Nestor Chylak (1922-82), the eighth umpire elected to the Hall of Fame, was the dean of umpires of the American League during the later years of his career. He was proud of his technical ability as an arbiter, but he was also a superb teacher, helping new umps, such as Dave Phillips, learn the ropes. Of his mentor, Phillips said, "[Nestor] ate and lived umpiring."

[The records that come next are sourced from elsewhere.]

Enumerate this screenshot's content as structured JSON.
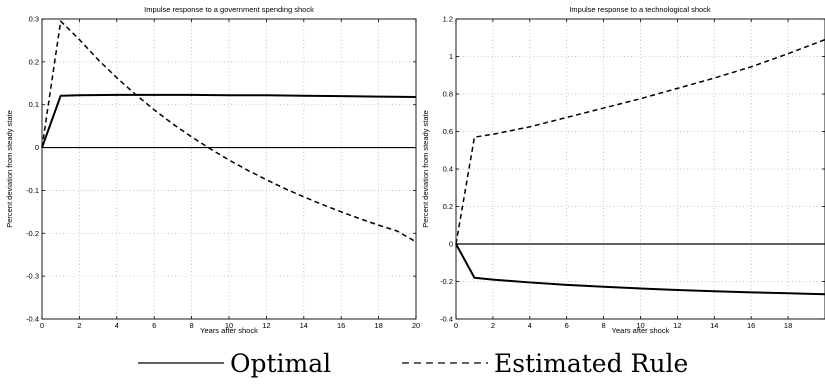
{
  "legend": {
    "entries": [
      {
        "label": "Optimal",
        "style": "solid",
        "color": "#000000"
      },
      {
        "label": "Estimated Rule",
        "style": "dashed",
        "color": "#000000"
      }
    ]
  },
  "chart_data": [
    {
      "type": "line",
      "title": "Impulse response to a government spending shock",
      "xlabel": "Years after shock",
      "ylabel": "Percent deviation from steady state",
      "xlim": [
        0,
        20
      ],
      "ylim": [
        -0.4,
        0.3
      ],
      "xticks": [
        0,
        2,
        4,
        6,
        8,
        10,
        12,
        14,
        16,
        18,
        20
      ],
      "yticks": [
        -0.4,
        -0.3,
        -0.2,
        -0.1,
        0,
        0.1,
        0.2,
        0.3
      ],
      "grid": true,
      "zero_line": true,
      "series": [
        {
          "name": "Optimal",
          "style": "solid",
          "x": [
            0,
            1,
            2,
            4,
            6,
            8,
            10,
            12,
            14,
            16,
            18,
            20
          ],
          "y": [
            0,
            0.121,
            0.122,
            0.123,
            0.123,
            0.123,
            0.122,
            0.122,
            0.121,
            0.12,
            0.119,
            0.118
          ]
        },
        {
          "name": "Estimated Rule",
          "style": "dashed",
          "x": [
            0,
            1,
            2,
            3,
            4,
            5,
            6,
            7,
            8,
            9,
            10,
            11,
            12,
            13,
            14,
            15,
            16,
            17,
            18,
            19,
            20
          ],
          "y": [
            0,
            0.295,
            0.252,
            0.205,
            0.163,
            0.124,
            0.088,
            0.055,
            0.025,
            -0.003,
            -0.029,
            -0.053,
            -0.075,
            -0.096,
            -0.115,
            -0.133,
            -0.15,
            -0.166,
            -0.181,
            -0.195,
            -0.22
          ]
        }
      ]
    },
    {
      "type": "line",
      "title": "Impulse response to a technological shock",
      "xlabel": "Years after shock",
      "ylabel": "Percent deviation from steady state",
      "xlim": [
        0,
        20
      ],
      "ylim": [
        -0.4,
        1.2
      ],
      "xticks": [
        0,
        2,
        4,
        6,
        8,
        10,
        12,
        14,
        16,
        18
      ],
      "yticks": [
        -0.4,
        -0.2,
        0,
        0.2,
        0.4,
        0.6,
        0.8,
        1,
        1.2
      ],
      "grid": true,
      "zero_line": true,
      "series": [
        {
          "name": "Optimal",
          "style": "solid",
          "x": [
            0,
            1,
            2,
            4,
            6,
            8,
            10,
            12,
            14,
            16,
            18,
            20
          ],
          "y": [
            0,
            -0.18,
            -0.19,
            -0.205,
            -0.218,
            -0.228,
            -0.237,
            -0.245,
            -0.252,
            -0.258,
            -0.263,
            -0.268
          ]
        },
        {
          "name": "Estimated Rule",
          "style": "dashed",
          "x": [
            0,
            1,
            2,
            4,
            6,
            8,
            10,
            12,
            14,
            16,
            18,
            20
          ],
          "y": [
            0,
            0.57,
            0.585,
            0.625,
            0.675,
            0.725,
            0.775,
            0.83,
            0.885,
            0.945,
            1.015,
            1.09
          ]
        }
      ]
    }
  ]
}
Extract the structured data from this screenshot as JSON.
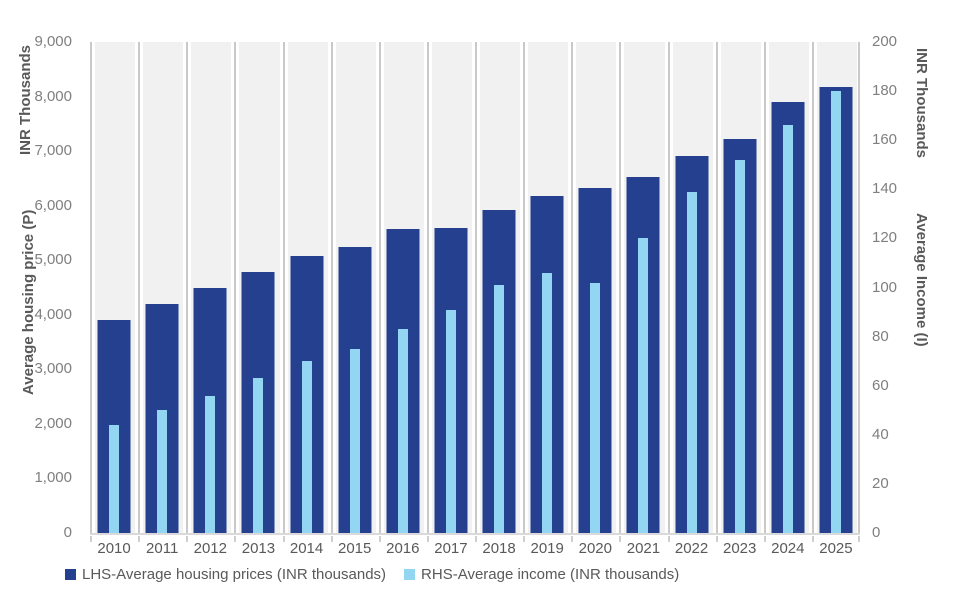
{
  "chart_data": {
    "type": "bar",
    "title": "",
    "categories": [
      "2010",
      "2011",
      "2012",
      "2013",
      "2014",
      "2015",
      "2016",
      "2017",
      "2018",
      "2019",
      "2020",
      "2021",
      "2022",
      "2023",
      "2024",
      "2025"
    ],
    "series": [
      {
        "name": "LHS-Average housing prices (INR thousands)",
        "axis": "left",
        "color": "#24408E",
        "values": [
          3900,
          4200,
          4500,
          4780,
          5080,
          5250,
          5580,
          5600,
          5930,
          6180,
          6330,
          6530,
          6910,
          7230,
          7900,
          8180
        ]
      },
      {
        "name": "RHS-Average income (INR thousands)",
        "axis": "right",
        "color": "#93D6F1",
        "values": [
          44,
          50,
          56,
          63,
          70,
          75,
          83,
          91,
          101,
          106,
          102,
          120,
          139,
          152,
          166,
          180
        ]
      }
    ],
    "left_axis": {
      "title_top": "INR Thousands",
      "title_main": "Average housing price (P)",
      "min": 0,
      "max": 9000,
      "step": 1000,
      "tick_labels": [
        "0",
        "1,000",
        "2,000",
        "3,000",
        "4,000",
        "5,000",
        "6,000",
        "7,000",
        "8,000",
        "9,000"
      ]
    },
    "right_axis": {
      "title_top": "INR Thousands",
      "title_main": "Average Income (I)",
      "min": 0,
      "max": 200,
      "step": 20,
      "tick_labels": [
        "0",
        "20",
        "40",
        "60",
        "80",
        "100",
        "120",
        "140",
        "160",
        "180",
        "200"
      ]
    },
    "grid": "vertical-only",
    "legend_position": "bottom",
    "plot_background": "#F1F1F1",
    "gridline_color": "#C9C9C9"
  },
  "legend": {
    "items": [
      {
        "label": "LHS-Average housing prices (INR thousands)",
        "color": "#24408E"
      },
      {
        "label": "RHS-Average income (INR thousands)",
        "color": "#93D6F1"
      }
    ]
  }
}
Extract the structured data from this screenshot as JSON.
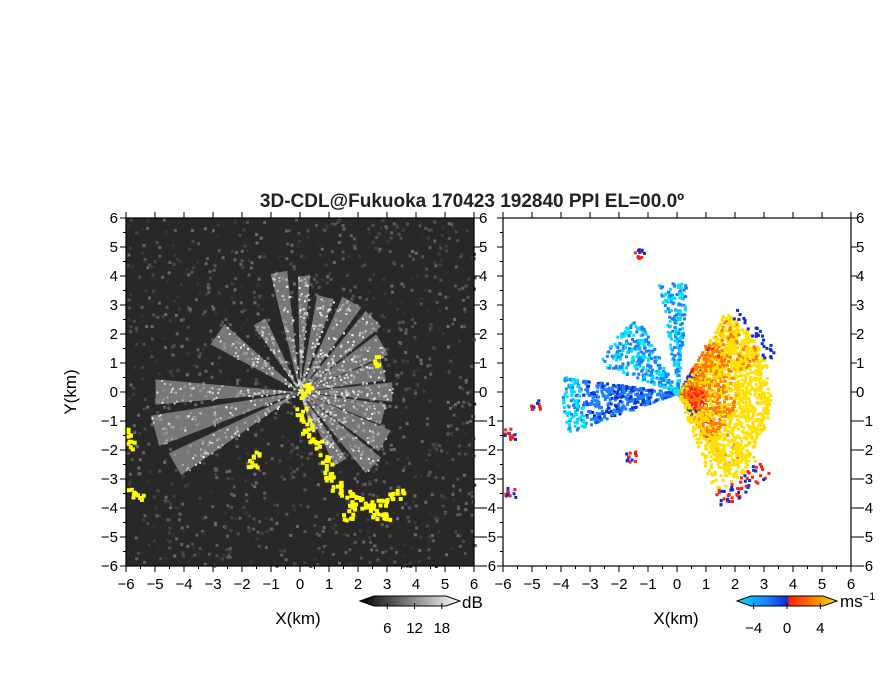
{
  "title": "3D-CDL@Fukuoka 170423 192840 PPI EL=00.0º",
  "chart_data": [
    {
      "type": "heatmap",
      "panel": "left",
      "xlabel": "X(km)",
      "ylabel": "Y(km)",
      "xlim": [
        -6,
        6
      ],
      "ylim": [
        -6,
        6
      ],
      "xticks": [
        "−6",
        "−5",
        "−4",
        "−3",
        "−2",
        "−1",
        "0",
        "1",
        "2",
        "3",
        "4",
        "5",
        "6"
      ],
      "yticks": [
        "6",
        "5",
        "4",
        "3",
        "2",
        "1",
        "0",
        "−1",
        "−2",
        "−3",
        "−4",
        "−5",
        "−6"
      ],
      "colorbar": {
        "unit": "dB",
        "ticks": [
          "6",
          "12",
          "18"
        ],
        "range": [
          0,
          22
        ],
        "colors": [
          "#000000",
          "#ffffff"
        ]
      },
      "overlay_color": "#ffff00"
    },
    {
      "type": "heatmap",
      "panel": "right",
      "xlabel": "X(km)",
      "xlim": [
        -6,
        6
      ],
      "ylim": [
        -6,
        6
      ],
      "xticks": [
        "−6",
        "−5",
        "−4",
        "−3",
        "−2",
        "−1",
        "0",
        "1",
        "2",
        "3",
        "4",
        "5",
        "6"
      ],
      "yticks": [
        "6",
        "5",
        "4",
        "3",
        "2",
        "1",
        "0",
        "−1",
        "−2",
        "−3",
        "−4",
        "−5",
        "−6"
      ],
      "colorbar": {
        "unit": "ms",
        "unit_exp": "−1",
        "ticks": [
          "−4",
          "0",
          "4"
        ],
        "range": [
          -6,
          6
        ],
        "colors": [
          "#00e0ff",
          "#1f7fff",
          "#0a2fd8",
          "#ff2010",
          "#ff7a00",
          "#ffe000"
        ]
      }
    }
  ]
}
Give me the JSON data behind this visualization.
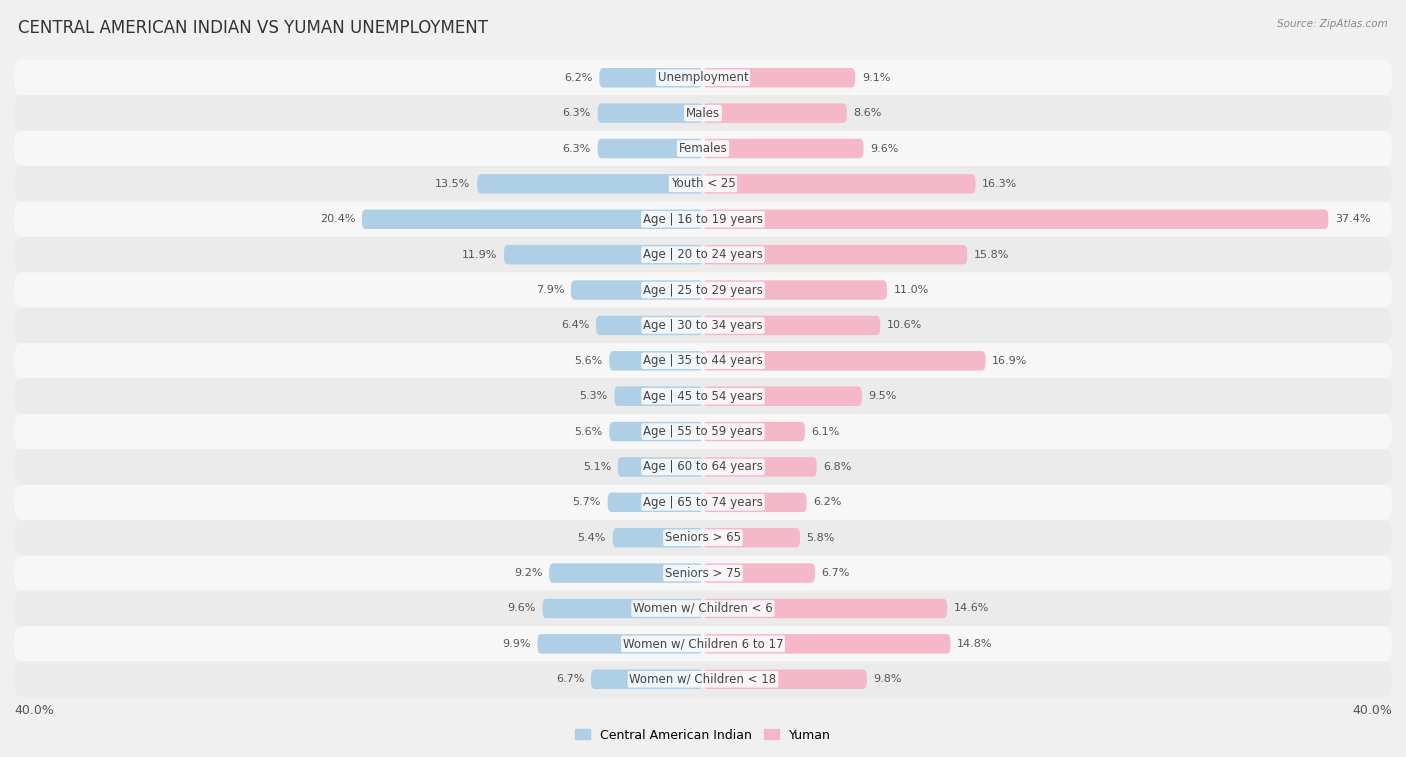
{
  "title": "CENTRAL AMERICAN INDIAN VS YUMAN UNEMPLOYMENT",
  "source": "Source: ZipAtlas.com",
  "categories": [
    "Unemployment",
    "Males",
    "Females",
    "Youth < 25",
    "Age | 16 to 19 years",
    "Age | 20 to 24 years",
    "Age | 25 to 29 years",
    "Age | 30 to 34 years",
    "Age | 35 to 44 years",
    "Age | 45 to 54 years",
    "Age | 55 to 59 years",
    "Age | 60 to 64 years",
    "Age | 65 to 74 years",
    "Seniors > 65",
    "Seniors > 75",
    "Women w/ Children < 6",
    "Women w/ Children 6 to 17",
    "Women w/ Children < 18"
  ],
  "left_values": [
    6.2,
    6.3,
    6.3,
    13.5,
    20.4,
    11.9,
    7.9,
    6.4,
    5.6,
    5.3,
    5.6,
    5.1,
    5.7,
    5.4,
    9.2,
    9.6,
    9.9,
    6.7
  ],
  "right_values": [
    9.1,
    8.6,
    9.6,
    16.3,
    37.4,
    15.8,
    11.0,
    10.6,
    16.9,
    9.5,
    6.1,
    6.8,
    6.2,
    5.8,
    6.7,
    14.6,
    14.8,
    9.8
  ],
  "left_color": "#7ab3d4",
  "right_color": "#f08ca8",
  "left_color_light": "#aecfe6",
  "right_color_light": "#f4b8c8",
  "left_label": "Central American Indian",
  "right_label": "Yuman",
  "xlim": 40.0,
  "bg_color": "#f0f0f0",
  "row_bg_color_light": "#f7f7f7",
  "row_bg_color_dark": "#ebebeb",
  "title_fontsize": 12,
  "label_fontsize": 8.5,
  "value_fontsize": 8.0,
  "source_fontsize": 7.5
}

In World War II, Chylak saw action in the Battle of the Bulge. Gene Karst tells the story in telegraphic style in Who's Who in Professional Baseball: "Badly shot up in WWII Battle of the Bulge, spent many months in Veterans Hospital. After getting out, money didn't last long and wound up broke. Ran into friend who offered him a chance to umpire a college game. 'I got enough troubles,' replied Chylak. 'People hate umpires. Who wants to be an umpire?'"
Chylak umped six years in the minors, including the Junior World Series, the annual championship between the top Triple-A teams, in 1953. He then jumped to the majors.
During his 24-year career, Chylak worked three American League Championship Series and five World Series--1957, '60, '66, '71, and '77. He was the home plate umpire for Game 1 of the latter two Series. Said Commissioner Bud Selig at Chylak's Hall of Fame induction in 1999: "He combined authority, tact, and a sense of humor."
Chylak's son, accepting the award on behalf of his late father, remembered a Ted Williams comment after a messy play in a World Series game. Williams said that Chylak should umpire every single World Series. Nestor's son called his dad "decisive, consistent, authoritative, and unflappable." He also said that Dad was proud that he never threw Earl Weaver out of a game.
Chylak's worst nightmare occurred during a game in Cleveland on June 14, 1974, when the Indians played the Texas Rangers on the now-notorious "10 Cent Beer Night." In retrospect, it's hard to imagine a more ill-conceived way to get fans into your ballpark. With many hooligans waving a $5 bill at the concession stand and ordering 50 beers at a time, bedlam was almost inevitable.
Before long, fans were chasing each other around the field, oblivious to the game (and most everything else). Chylak received a cut wrist during one outbreak. The players were terrified. Nestor was able to restore a semblance of order for a while, but when two fans got into a fight near the pitcher's mound, he declared a forfeit and ended the insanity.